Raw, from scratch sample

The smallest, raw code sample with an endpoint and an initiation. This will:

  1. Set up an ActiveMQ broker and JMS ConnectionFactory
  2. Create a MatsFactory giving it the ConnectionFactory
  3. Using the MatsFactory to create a single-stage Mats Endpoint
  4. .. and a Terminator Endpoint
  5. Initiate a Mats flow, requesting the endpoint, setting replyTo the terminator
  6. Wait for the Terminator to receive the Reply from the endpoint.

Using a test utility, and Mats tools to achieve the same

  1. Using MatsTestBroker to get a ConnectionFactory
  2. Create a MatsFactory
  3. Create a single-stage Mats Endpoint
  4. Create and use a MatsFuturizer to request the endpoint

Using the test tools to achieve the same

  1. Use Mats_Test to get a MatsFactory
  2. Create a single-stage Mats Endpoint
  3. Using the MatsFuturizer from the Mats_Test to request the endpoint

Connecting to an external ActiveMQ with multiple instances

We’ll now bring up an ActiveMQ server on localhost, and instead connect to that. We’ll make three Java files, running in two different JVMs: One providing a two-stage endpoint, another running a single-stage endpoint, and the third acting as client to the two-stage endpoint.

  1. Download and run the ActiveMQ in default config.
  2. Create a Java file that runs the two-stage Endpoint
  3. Create a Java file that runs the single-stage Endpoint
  4. Create a Java file that runs a client, talking to that endpoint.
  5. Start the Java files as individual JVMs - the order is not important.

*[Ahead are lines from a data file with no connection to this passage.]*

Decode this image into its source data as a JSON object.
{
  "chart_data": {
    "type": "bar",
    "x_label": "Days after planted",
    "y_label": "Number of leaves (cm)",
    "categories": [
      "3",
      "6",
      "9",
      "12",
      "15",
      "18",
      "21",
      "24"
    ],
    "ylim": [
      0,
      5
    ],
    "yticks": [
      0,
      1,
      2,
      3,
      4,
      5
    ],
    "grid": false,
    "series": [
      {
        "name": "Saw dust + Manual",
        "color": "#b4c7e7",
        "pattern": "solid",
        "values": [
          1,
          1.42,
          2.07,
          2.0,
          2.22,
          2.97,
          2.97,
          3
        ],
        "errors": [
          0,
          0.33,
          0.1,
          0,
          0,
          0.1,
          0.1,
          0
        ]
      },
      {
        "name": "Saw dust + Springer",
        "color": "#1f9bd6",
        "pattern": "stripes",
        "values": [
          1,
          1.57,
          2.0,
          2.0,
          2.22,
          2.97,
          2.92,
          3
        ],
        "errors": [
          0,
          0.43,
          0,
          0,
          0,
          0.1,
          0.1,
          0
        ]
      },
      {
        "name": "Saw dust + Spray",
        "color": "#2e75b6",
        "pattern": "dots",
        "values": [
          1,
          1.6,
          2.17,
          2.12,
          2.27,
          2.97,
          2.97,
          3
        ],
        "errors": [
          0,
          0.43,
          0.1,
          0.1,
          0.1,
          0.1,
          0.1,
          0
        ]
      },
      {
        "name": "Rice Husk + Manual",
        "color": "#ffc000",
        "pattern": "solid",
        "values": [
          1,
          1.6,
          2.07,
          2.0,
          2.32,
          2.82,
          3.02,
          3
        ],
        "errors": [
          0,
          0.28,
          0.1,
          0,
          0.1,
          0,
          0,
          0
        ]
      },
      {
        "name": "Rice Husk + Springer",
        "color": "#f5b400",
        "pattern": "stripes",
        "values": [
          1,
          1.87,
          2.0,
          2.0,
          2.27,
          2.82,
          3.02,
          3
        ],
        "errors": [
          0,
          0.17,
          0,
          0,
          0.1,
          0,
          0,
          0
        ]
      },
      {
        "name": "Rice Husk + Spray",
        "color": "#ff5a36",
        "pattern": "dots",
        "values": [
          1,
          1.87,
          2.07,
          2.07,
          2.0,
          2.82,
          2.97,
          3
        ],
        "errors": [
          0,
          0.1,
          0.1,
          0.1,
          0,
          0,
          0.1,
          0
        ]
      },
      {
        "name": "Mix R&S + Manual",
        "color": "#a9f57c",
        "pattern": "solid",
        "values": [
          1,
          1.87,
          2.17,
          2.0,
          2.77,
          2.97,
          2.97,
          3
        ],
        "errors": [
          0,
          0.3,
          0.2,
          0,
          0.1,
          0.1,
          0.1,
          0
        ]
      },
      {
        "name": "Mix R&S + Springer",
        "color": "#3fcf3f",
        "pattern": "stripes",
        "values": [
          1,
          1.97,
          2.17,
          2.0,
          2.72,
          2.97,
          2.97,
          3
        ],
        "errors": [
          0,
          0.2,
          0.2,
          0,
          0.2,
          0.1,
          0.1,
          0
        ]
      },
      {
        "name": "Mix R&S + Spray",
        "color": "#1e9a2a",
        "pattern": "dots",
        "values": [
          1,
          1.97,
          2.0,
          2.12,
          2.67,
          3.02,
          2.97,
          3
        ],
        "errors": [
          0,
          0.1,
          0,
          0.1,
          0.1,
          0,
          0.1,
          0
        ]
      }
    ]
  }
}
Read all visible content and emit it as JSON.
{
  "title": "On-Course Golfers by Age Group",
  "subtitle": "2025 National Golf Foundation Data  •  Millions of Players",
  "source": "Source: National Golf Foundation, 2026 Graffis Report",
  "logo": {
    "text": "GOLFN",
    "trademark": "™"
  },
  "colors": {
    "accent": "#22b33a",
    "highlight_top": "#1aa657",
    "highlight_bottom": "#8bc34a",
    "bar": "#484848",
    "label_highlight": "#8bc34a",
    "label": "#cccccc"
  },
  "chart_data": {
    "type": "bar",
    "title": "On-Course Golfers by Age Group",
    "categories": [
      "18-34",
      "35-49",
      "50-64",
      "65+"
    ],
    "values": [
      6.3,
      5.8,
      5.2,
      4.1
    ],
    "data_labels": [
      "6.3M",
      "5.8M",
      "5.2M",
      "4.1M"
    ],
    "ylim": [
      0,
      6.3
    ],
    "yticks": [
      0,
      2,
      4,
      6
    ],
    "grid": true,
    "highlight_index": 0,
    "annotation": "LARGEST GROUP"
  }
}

You may also run multiple instances of the endpoints. And of the client.

Coding with Spring

TODO: Code with spring!

Mocking dependencies

So let’s say you’re working on CustomerService. There is a dependency to OrderService from this.

This dependency should be mocked when running in development and in testing.

Mocking for Development

When you check out a service’s codebase, you’d want to be able to instantly start developing. In a multi-service architecture, this codebase probably have dependencies to other services. So, you either have to bring up a “nest” of dependent services, which might end up being quite a bunch when taking into account the transitive dependencies of those services. Or, you can mock the dependencies - which works out pretty well.

So, when in development mode, you bring up a MatsFactory backed by an in-vm message broker. The MatsTestBroker is helpful for this. There needs to be some kind of switching mode - where you in development bring up an in-vm message broker. This must obviously not happen when in production (or any prod-like environments, like staging): In prod-like environments, you want the MatsFactory to employ the system’s global message broker.

When in development mode, you’ll also bring up the mocks. These are typically simple single-stage endpoints, emulations of what the actual service dependencies offers. There might be some if’s or switches in them, so that if you ask for order #1 for customer A, the mock answers with a simple order consisting of a single order line, while if you ask for order #2 for customer B, you get a more complex order with multiple order lines and some advanced routing. This lets you run/debug the CustomerService in your IDE, and when you use the service’s admin GUI, you should be able to pull up customer A and get the simple order, while customer B should show the advanced order.

Mocking for Testing

Mocking is also necessary when running integration tests. With integration test, the author means tests that fire up relevant parts of the infrastructure and runs testing against the endpoints. Since the endpoints of this service depends on other services, to be able to run the test without firing up other codebases (which could become rather complex when running the tests on your continuous integration service), you want the dependent services’ endpoints mocked.

It should be possible to run tests by just “right-click -> run” on the java file, not needing any other dependencies, e.g. databases or message brokers running on the same host. This also means that you should not need to have any properties set, or at least that such properties defaults to whatever is needed in testing.

In given test, you pull up the endpoint that you want to test, and also mock out the dependent endpoints which your endpoint under testing needs. Those mocks probably need to answer different things for different tests.